Testemunho do Magistério: O Concilio de Éfeso (431), sob o Papa São Clementino I (422-432), definiu solenemente que: \"Se alguém afirmar que o Emanuel (Cristo) não é verdadeiramente Deus, e que portanto, a Santíssima Virgem não é Mãe de Deus, porque deu à luz segundo a carne ao Verbo de Deus feito carne, seja excomungado.\" O Concílio de Éfeso respondia a Nestório de Antioquia que afirmava que Maria só poderia ser denominada “Mãe de Cristo” e não “Mãe do Filho de Deus”. Nestório sustentava que a maternidade de Maria dizia respeito apenas à dimensão humana de Jesus. Nestório representava uma tendência dualista que distinguia e delimitava fortemente as duas naturezas de Jesus Cristo, humana e divina, pondo em risco a unidade da pessoa do Filho de Deus.

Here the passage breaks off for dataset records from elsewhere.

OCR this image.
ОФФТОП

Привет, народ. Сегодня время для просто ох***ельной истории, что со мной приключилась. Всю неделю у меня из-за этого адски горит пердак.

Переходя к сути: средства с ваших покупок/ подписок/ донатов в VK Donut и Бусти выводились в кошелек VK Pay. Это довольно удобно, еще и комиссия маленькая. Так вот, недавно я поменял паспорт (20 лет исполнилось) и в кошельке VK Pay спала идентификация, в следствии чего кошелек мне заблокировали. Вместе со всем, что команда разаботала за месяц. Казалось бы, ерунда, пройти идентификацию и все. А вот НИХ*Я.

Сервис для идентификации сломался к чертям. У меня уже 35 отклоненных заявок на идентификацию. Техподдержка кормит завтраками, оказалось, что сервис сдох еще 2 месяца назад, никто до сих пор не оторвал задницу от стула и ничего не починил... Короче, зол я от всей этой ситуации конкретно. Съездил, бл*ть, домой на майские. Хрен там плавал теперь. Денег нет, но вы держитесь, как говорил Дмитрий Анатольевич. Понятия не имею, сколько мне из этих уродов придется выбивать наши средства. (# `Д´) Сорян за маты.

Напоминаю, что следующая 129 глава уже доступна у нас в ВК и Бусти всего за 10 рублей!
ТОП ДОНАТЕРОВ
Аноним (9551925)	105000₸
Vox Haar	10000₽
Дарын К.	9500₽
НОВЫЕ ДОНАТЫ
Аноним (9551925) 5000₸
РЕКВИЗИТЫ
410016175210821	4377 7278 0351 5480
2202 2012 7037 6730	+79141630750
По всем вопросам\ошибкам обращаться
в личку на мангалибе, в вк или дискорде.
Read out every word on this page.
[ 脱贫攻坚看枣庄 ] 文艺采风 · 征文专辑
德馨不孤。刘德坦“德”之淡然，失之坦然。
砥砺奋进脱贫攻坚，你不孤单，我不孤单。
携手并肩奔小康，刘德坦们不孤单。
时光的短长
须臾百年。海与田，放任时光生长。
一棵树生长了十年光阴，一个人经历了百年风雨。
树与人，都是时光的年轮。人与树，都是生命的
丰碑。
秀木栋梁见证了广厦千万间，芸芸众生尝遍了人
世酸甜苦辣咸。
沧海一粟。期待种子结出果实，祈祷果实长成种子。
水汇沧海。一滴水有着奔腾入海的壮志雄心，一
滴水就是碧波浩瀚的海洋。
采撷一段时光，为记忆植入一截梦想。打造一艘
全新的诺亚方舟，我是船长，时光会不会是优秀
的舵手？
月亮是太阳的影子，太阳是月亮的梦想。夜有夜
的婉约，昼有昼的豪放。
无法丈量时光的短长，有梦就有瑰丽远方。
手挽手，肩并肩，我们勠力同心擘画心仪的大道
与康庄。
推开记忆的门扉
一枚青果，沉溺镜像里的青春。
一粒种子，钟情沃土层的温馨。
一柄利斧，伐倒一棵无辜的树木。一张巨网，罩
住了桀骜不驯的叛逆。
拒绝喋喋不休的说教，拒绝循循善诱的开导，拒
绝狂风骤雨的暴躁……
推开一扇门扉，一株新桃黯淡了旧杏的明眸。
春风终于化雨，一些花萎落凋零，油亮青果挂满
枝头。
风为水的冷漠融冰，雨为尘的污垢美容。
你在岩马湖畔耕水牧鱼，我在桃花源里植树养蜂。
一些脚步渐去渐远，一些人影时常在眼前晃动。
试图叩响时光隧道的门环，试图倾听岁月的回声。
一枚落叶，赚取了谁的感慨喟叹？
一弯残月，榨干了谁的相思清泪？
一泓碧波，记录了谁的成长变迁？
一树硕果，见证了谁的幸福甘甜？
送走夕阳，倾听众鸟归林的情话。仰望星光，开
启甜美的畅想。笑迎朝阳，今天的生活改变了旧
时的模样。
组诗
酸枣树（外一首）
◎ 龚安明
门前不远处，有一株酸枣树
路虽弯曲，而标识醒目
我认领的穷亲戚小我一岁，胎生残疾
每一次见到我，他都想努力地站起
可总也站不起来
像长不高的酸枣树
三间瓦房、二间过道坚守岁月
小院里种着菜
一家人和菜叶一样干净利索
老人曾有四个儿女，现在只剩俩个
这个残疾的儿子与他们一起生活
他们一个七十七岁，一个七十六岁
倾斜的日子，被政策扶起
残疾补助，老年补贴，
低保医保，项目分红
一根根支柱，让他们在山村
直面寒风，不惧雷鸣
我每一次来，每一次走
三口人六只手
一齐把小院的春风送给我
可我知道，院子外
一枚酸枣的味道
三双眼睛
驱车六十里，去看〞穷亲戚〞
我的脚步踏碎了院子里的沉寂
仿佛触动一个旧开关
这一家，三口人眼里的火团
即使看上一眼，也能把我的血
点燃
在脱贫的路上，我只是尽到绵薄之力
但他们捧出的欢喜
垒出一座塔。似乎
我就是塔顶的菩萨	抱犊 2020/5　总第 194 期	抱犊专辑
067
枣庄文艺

VIRGINDADE PERPÉTUA – Maria sempre Virgem

✓ Fundamentação nas Escrituras

✓ Existe o texto de Paulo que se refere a Jesus, o Filho de Deus, enviado na plenitude do tempo como “nascido de mulher” (Gl 4, 4), onde a referência à virgindade não é propriamente explícita, mas pode ser deduzida indiretamente e entendida dentro do mistério maior da “kenose” – abaixamento e humilhação do Filho de Deus que “nasce de mulher e sob a Lei”.
✓ O Evangelho de Marcos, por sua vez, refere-se a Jesus como “o filho de Maria” (Mc 6, 3), quando, segundo os costumes bíblicos, seria mais lógico mencionar o pai, tal como fazem Mt e Lc (Mt 13, 55; Lc 3, 23).
✓ O Evangelho de João tem no v. 13 do seu primeiro capítulo uma expressão muito discutida se deve ser compreendida no singular ou no plural: “...os quais(o qual) não nasceram(nasceu) do desejo da carne nem da vontade do varão, mas de Deus”. Se prevalecer o singular, pode-se referir o texto ao Verbo, concebido do Espírito Santo, no seio virginal de Maria, “gerado de Deus”.
Mateus e Lucas são os que tocam diretamente no ponto da virgindade de Maria. Em Mt 1, 18 é dito que Maria, antes de coabitar com José, tornou-se grávida do Espírito Santo, afirmação que constará do anúncio posteriormente feito a José sobre o mistério da gravidez de sua esposa (v. 20). O texto continua incisivo a afirmar que José não teve relações com Maria até o parto (vv.24-25). Em Lc, a afirmação capital sobre o fato da concepção virginal está, também, como em Mt, envolta no mistério pneumatológico (do Espírito Santo). O filho é gerado no seio de Maria pelo poder do Espírito (Lc 1, 34-35).
✓ O filho gerado no seio de Maria é um ser divino (Mt 1, 21-31; Lc 1, 35.39-43.44-56; Jo 1, 1.13). Já não se trata mais das “várias formas e das várias maneiras pelas quais Deus vem falando a seu povo” (Hb 1, 1) mas é o próprio Dus Filho feito carne, como dom salvífico ao povo e ao mundo. Afirmar a virgindade da mãe, origem humana do Filho de Deus, é afirmar, ao mesmo tempo, a origem divina desse filho. Origem divina essa que nos textos não é referida ao Pai mas ao Espírito Santo, a “ruah” do AT, o “pneuma” do NT (Mt 1, 18.20; Lc 1, 25), excluindo assim radicalmente qualquer tentativa de analogia com relações sexuais entre um deus e uma criatura presente nos mitos pagãos. A cadeia de genealogias humanas sofre uma radical ruptura para dar lugar ao Espírito que com seu sopro criador invade a história e faz brotar a vida ali onde seria impossível. É o mesmo Espírito que transforma os ossos secos em militante exército (Ez 37, 12-14), que converte o deserto em jardim e o jardim em floresta (Is 32, 15-17), o que faz brotar do ventre inexplorado de Maria a “vida em abundância” (Jo 10, 10). Não se trata, pois, de um dado antropológico que se passa, intimistamente, entre Deus, uma mãe e seu filho. Mas a concepção virginal de Jesus em Maria abre para homens e mulheres de todos os tempos e de todas as épocas a perspectiva de um novo nascimento (Jo 1, 13). Jesus, o novo Israel que brota do seio da Virgem, é a semente do novo povo que é plasmado pelo Espírito no povo fiel da qual Maria é figura e símbolo.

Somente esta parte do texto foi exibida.